The big advantage of the communication with the technical sensor is that it only understands one question "What is the water level?" and gives precise answers like "2,11 m (above some defined reference)". The transmission of this data can be stored locally and transmitted at regular interval or on demand, or can be automatically pushed to a central location, by mobile or fixed telecommunication means.

Consolidating human data is somewhat more complex. You can imagine that a trained call center operator will transcode human provided data into structured data usable by crisis management systems. But you can also imagine that a local application on the human sensors' mobile phone or PDA pops up and ask the relevant questions, e.g. "Can you confirm that the bridge is destroyed? YES/NO", "How many vaccines have you left in the Flu Pandemic Vaccination Center? Enter the number".
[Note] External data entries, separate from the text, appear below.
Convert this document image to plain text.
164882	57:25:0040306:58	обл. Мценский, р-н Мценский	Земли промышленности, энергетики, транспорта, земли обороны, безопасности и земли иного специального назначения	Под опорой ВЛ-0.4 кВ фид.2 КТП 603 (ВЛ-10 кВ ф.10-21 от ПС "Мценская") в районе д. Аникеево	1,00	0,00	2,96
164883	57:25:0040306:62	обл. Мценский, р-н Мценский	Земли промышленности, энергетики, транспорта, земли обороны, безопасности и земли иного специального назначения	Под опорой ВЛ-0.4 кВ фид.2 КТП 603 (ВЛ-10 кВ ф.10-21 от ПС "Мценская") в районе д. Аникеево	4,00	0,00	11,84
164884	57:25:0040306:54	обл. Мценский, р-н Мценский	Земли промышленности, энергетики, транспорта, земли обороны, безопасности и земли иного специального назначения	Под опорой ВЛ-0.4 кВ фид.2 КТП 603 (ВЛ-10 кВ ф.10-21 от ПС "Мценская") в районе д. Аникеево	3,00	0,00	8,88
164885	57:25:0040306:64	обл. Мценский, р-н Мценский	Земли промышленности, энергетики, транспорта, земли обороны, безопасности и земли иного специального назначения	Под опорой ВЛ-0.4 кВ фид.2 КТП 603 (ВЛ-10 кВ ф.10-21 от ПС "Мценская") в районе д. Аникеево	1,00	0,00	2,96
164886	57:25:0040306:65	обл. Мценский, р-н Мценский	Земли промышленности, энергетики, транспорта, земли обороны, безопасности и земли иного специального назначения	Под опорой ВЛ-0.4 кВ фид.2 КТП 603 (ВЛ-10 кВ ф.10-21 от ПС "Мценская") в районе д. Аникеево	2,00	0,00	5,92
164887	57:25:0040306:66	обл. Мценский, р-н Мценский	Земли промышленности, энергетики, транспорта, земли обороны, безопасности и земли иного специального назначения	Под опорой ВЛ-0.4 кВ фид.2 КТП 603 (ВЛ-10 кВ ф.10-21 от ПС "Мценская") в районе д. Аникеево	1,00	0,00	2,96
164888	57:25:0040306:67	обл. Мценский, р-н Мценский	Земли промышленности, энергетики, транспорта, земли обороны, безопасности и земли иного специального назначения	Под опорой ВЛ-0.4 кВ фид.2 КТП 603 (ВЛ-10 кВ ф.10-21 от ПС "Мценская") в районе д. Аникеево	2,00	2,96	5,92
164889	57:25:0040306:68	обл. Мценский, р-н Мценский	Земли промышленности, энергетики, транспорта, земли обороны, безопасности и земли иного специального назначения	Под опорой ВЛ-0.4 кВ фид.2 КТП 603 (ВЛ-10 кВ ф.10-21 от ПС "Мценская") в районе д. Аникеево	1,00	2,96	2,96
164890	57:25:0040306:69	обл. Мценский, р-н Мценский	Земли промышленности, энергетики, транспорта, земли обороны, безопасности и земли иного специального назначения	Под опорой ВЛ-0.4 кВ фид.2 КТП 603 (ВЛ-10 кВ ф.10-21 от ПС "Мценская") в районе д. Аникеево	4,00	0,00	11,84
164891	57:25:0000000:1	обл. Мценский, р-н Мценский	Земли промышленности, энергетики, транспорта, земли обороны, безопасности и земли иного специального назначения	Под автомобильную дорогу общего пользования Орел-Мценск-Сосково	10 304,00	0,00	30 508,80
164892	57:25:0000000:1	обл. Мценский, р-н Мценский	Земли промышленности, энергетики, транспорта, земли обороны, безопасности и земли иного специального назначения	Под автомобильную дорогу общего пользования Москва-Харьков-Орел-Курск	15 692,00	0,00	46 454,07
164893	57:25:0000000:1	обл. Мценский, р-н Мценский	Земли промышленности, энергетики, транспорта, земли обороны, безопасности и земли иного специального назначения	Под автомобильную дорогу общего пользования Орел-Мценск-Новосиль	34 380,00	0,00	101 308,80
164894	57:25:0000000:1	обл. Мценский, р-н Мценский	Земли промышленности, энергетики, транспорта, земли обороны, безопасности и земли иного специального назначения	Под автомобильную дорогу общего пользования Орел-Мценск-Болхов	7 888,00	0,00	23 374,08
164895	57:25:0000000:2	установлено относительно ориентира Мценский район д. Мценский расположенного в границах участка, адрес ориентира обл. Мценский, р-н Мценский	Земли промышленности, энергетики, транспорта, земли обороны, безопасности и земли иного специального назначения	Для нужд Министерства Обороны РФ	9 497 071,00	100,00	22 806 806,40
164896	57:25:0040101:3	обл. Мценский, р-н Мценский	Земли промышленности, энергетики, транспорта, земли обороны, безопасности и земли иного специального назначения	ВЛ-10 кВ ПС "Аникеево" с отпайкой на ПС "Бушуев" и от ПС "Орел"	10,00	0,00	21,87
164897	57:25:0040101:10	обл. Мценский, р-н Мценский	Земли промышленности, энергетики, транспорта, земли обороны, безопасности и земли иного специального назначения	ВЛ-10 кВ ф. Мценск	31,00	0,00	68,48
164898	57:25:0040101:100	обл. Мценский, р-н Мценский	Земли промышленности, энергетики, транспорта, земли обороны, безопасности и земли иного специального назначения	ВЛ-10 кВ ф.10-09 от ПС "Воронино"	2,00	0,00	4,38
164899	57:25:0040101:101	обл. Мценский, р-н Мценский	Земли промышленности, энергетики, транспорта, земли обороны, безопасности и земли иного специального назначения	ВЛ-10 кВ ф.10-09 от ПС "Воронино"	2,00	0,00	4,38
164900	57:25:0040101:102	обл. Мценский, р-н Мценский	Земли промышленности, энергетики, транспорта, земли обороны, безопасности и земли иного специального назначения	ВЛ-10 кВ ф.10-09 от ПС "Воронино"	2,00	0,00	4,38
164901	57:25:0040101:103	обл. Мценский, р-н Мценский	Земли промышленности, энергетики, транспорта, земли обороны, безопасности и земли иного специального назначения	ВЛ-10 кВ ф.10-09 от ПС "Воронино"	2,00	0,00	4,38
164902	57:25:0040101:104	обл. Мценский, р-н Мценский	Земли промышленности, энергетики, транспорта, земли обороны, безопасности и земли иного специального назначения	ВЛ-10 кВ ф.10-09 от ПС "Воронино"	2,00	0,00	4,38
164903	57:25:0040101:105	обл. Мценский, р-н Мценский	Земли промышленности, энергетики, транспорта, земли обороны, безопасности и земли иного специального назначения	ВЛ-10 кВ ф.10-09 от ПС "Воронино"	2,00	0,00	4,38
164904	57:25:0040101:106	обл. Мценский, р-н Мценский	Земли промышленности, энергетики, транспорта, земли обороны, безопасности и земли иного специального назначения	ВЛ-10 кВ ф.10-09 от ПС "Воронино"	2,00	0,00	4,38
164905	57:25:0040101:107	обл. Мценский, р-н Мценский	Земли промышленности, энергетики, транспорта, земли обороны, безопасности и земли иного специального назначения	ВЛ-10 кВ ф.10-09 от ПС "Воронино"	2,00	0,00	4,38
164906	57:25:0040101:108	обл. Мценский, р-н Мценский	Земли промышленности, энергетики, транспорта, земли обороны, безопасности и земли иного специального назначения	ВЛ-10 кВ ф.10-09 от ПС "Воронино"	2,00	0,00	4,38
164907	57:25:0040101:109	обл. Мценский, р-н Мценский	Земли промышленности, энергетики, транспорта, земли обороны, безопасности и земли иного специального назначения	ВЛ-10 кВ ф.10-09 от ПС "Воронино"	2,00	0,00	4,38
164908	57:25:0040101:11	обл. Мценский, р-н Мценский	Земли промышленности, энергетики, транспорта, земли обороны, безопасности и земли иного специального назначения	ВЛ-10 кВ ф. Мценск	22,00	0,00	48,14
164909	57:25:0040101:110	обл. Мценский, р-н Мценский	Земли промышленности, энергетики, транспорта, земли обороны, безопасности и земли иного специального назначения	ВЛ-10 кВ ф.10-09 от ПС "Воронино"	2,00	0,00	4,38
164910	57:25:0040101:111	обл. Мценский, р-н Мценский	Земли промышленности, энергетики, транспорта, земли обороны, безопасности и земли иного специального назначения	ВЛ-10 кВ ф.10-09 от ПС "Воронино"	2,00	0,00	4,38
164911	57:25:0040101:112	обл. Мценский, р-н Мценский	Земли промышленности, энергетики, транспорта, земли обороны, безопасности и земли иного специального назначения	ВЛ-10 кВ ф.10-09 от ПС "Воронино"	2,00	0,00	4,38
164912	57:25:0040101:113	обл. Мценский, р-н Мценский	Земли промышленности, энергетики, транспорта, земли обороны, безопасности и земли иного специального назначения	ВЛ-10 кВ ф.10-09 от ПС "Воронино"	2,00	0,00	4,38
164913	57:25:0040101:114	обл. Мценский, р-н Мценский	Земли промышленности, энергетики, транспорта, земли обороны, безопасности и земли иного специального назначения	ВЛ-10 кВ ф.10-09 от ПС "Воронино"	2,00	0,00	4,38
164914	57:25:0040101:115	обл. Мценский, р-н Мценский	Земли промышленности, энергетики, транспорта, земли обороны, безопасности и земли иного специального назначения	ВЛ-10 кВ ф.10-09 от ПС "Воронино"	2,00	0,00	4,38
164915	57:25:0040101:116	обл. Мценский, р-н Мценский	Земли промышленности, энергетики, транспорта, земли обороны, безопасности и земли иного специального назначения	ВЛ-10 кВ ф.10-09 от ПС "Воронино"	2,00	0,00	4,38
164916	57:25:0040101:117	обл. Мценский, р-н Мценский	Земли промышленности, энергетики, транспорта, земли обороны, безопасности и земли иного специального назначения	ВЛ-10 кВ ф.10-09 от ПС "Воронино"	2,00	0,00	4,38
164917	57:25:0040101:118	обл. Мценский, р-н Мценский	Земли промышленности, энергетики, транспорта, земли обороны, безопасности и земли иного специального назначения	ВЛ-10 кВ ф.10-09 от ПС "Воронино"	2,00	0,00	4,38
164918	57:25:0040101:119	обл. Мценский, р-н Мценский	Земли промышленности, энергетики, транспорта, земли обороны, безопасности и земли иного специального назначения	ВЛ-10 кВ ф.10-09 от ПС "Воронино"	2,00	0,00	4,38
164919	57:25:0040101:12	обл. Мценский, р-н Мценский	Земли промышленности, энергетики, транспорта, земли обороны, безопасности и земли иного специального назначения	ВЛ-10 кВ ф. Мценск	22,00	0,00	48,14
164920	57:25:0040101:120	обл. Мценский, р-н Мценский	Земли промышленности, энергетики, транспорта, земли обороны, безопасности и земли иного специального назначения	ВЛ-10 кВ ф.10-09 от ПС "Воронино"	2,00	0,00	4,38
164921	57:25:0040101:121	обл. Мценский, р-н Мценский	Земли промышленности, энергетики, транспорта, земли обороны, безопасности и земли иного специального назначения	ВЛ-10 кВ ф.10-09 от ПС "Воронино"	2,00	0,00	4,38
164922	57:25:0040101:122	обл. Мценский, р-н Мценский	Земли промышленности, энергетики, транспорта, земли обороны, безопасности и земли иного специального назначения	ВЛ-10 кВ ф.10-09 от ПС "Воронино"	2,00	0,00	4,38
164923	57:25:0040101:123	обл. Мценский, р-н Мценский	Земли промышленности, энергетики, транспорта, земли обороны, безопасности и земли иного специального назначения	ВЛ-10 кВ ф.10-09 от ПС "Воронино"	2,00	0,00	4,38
Of course there are some prerequisites and constraints to this approach:
  • Central management of the application's dialogs (questions and answer)
  • Users' awareness of the data sensing application. Minimal training might be required
  • Users' ability to use their own mobile phone or PDA beyond pure telephony
  • Device management and User-device associations: which user has which device, which devices have J2ME support, what screen resolution and communication facilities are available
The usability of the transmitted data could or should be augmented by time and location and presence data provided by the users device and it's application.

Collecting, structuring, parsing and validating user provided data is only part of the story. Consolidating them in a useful way with technical sensor data and using them for procedure and alarm triggers is the most challenging part.

Part of these features are already reality in my company's solution (AlarmTILT), the remaining parts are under development. Stay tuned ...


Assessing data

A good model of the crisis environment is of course the prerequisite for human sensors to provide added value. Detailed planning of the applications and training of the users is the key to successfully exploit the valuable human sensor data. Just recall Tsunami or the London Bombing in your memory to understand that a lot of highly useful "field" information is available but is left unused most of the time.